I resisted the temptation to laugh bitterly at that. He was trying to tell himself it was her choice while desperately hoping she would stay. It was pathetic. More so because the idea of her choosing to stay was ridiculous. At least I knew he had changed me because he thought my life had been taken from me too early – I could forgive him for that. Begrudgingly, but I could. But how could a suicidal woman ever forgive him? She had wanted to die – wanted it more than anything in the world. She had chosen to die and he had taken that choice away from her.
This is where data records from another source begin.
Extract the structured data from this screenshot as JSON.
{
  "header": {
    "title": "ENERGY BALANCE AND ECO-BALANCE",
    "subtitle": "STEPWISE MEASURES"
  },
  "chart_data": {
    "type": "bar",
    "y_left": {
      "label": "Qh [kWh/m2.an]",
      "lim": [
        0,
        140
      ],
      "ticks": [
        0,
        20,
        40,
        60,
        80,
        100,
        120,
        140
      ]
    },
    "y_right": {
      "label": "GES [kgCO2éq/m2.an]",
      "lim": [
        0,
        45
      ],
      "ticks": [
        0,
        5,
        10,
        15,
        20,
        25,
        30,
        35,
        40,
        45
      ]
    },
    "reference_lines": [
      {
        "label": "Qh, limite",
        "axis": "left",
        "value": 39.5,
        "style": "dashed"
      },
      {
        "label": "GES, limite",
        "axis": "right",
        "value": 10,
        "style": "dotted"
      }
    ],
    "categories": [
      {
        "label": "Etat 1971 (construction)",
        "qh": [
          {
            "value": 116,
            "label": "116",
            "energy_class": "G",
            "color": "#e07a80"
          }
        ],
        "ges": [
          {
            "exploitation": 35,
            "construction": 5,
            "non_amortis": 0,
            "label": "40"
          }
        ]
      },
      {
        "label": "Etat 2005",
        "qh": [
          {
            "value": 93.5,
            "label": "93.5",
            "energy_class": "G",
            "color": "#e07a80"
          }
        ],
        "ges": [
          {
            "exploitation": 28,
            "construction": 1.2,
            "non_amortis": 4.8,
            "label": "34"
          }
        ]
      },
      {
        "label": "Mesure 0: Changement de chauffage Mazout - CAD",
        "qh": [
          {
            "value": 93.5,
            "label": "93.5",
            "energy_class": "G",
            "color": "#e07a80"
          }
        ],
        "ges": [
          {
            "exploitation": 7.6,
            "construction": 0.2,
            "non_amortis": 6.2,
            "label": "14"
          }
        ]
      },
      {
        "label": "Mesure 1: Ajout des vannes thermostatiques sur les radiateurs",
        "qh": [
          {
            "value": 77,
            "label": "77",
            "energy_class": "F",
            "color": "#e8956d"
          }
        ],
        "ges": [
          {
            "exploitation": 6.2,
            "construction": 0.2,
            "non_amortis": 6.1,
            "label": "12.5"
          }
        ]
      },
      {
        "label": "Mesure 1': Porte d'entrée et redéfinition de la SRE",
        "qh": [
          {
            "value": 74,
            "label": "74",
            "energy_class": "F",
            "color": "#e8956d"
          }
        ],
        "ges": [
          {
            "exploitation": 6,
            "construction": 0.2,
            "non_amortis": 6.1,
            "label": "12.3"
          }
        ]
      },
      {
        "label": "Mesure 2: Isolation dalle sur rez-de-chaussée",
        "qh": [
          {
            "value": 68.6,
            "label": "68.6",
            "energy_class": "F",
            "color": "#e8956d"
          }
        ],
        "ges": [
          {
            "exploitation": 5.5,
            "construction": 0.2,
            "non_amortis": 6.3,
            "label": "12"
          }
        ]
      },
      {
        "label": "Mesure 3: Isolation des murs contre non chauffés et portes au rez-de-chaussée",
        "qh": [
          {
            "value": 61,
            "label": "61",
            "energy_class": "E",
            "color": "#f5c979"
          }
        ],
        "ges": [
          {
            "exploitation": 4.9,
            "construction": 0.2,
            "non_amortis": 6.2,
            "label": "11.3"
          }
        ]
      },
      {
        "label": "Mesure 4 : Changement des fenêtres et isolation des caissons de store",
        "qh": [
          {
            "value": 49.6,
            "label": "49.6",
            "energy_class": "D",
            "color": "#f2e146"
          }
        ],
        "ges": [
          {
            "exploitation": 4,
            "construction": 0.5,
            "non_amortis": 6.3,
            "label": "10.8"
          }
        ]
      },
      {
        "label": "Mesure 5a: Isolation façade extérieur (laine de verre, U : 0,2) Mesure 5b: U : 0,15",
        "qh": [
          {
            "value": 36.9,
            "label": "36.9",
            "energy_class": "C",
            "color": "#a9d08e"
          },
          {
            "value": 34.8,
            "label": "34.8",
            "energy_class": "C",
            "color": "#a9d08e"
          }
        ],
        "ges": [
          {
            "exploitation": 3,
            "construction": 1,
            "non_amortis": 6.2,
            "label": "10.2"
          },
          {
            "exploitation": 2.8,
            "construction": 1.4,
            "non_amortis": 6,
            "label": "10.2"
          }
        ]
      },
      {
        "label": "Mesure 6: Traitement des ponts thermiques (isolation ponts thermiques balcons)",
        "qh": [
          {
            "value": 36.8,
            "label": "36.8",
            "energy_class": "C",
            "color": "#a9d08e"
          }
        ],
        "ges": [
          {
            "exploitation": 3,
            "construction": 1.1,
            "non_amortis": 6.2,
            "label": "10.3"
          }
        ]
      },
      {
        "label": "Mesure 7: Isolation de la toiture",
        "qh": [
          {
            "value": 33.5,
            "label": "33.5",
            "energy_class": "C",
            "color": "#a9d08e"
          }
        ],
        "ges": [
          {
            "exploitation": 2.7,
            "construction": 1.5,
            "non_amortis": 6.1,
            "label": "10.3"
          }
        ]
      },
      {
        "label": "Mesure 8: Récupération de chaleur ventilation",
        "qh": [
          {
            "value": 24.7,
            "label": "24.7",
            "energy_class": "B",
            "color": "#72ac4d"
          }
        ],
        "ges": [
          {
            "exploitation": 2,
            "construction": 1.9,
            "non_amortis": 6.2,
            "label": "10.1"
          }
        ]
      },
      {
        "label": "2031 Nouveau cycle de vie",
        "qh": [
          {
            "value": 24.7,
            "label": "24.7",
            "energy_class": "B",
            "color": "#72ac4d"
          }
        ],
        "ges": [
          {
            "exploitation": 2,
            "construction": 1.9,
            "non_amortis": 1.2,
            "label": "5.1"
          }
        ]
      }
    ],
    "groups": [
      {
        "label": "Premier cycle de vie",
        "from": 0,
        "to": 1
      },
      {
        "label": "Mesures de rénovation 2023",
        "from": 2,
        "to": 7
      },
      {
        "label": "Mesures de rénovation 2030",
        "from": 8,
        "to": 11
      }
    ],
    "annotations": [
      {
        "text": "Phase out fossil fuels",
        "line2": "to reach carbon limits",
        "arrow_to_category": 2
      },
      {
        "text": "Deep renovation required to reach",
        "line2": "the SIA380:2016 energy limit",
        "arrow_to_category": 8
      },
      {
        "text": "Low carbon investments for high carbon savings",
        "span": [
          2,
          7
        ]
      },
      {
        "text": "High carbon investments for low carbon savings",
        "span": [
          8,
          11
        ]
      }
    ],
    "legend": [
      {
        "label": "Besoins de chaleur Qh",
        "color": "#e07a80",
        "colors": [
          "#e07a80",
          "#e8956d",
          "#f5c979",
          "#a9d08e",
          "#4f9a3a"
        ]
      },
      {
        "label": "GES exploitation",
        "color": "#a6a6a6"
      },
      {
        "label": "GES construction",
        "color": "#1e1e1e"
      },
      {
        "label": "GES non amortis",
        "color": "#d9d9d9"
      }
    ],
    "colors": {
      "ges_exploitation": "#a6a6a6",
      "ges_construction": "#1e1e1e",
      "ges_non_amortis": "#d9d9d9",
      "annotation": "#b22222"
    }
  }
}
There was nothing either of us could do now but wait. Wait and see how she reacted when she woke up. And so that was what we did. For three days Carlisle remained unmovable at his spot by her bedside, while I attempted to go about my normal life as much as possible.
It was the afternoon of the third day, when I had been attempting to do some homework to no avail thanks to the loudness of the thoughts in the room beside mine, that I heard Esme's heartbeat sped up rapidly. She had been thinking for the last hour how the pain seemed to be receding and wondering what it meant. She would find out soon enough.
Edward, her transformation is nearly complete.
I joined Carlisle at her bedside and we both listened as her heartbeat became impossibly fast and then, with one final thump, stopped.
Carlisle was anxious about her reaction, as he should have been.
Will she hate me? Will she wish I had left her to die like she had intended to?
Her eyelids fluttered open, revealing vivid red eyes. She sat up in one fluid movement and her eyes locked on Carlisle. Her brow furrowed in confusion.
"Dr… Dr Cullen?" she murmured, staring unbelievingly at him.
Relief flooded her every thought. She thought Carlisle was an angel. An angel come to save her at last.
Carlisle was dazed that she remembered him. I was too. This was not an normal reaction to seeing the doctor who treated your broken leg a decade ago.
She was shocked. Shocked and unbelieving, but happy. Overly happy.
It appeared Carlisle had affected her as badly as she had affected him.
One thing was certain – Esme Platt would not be going anywhere.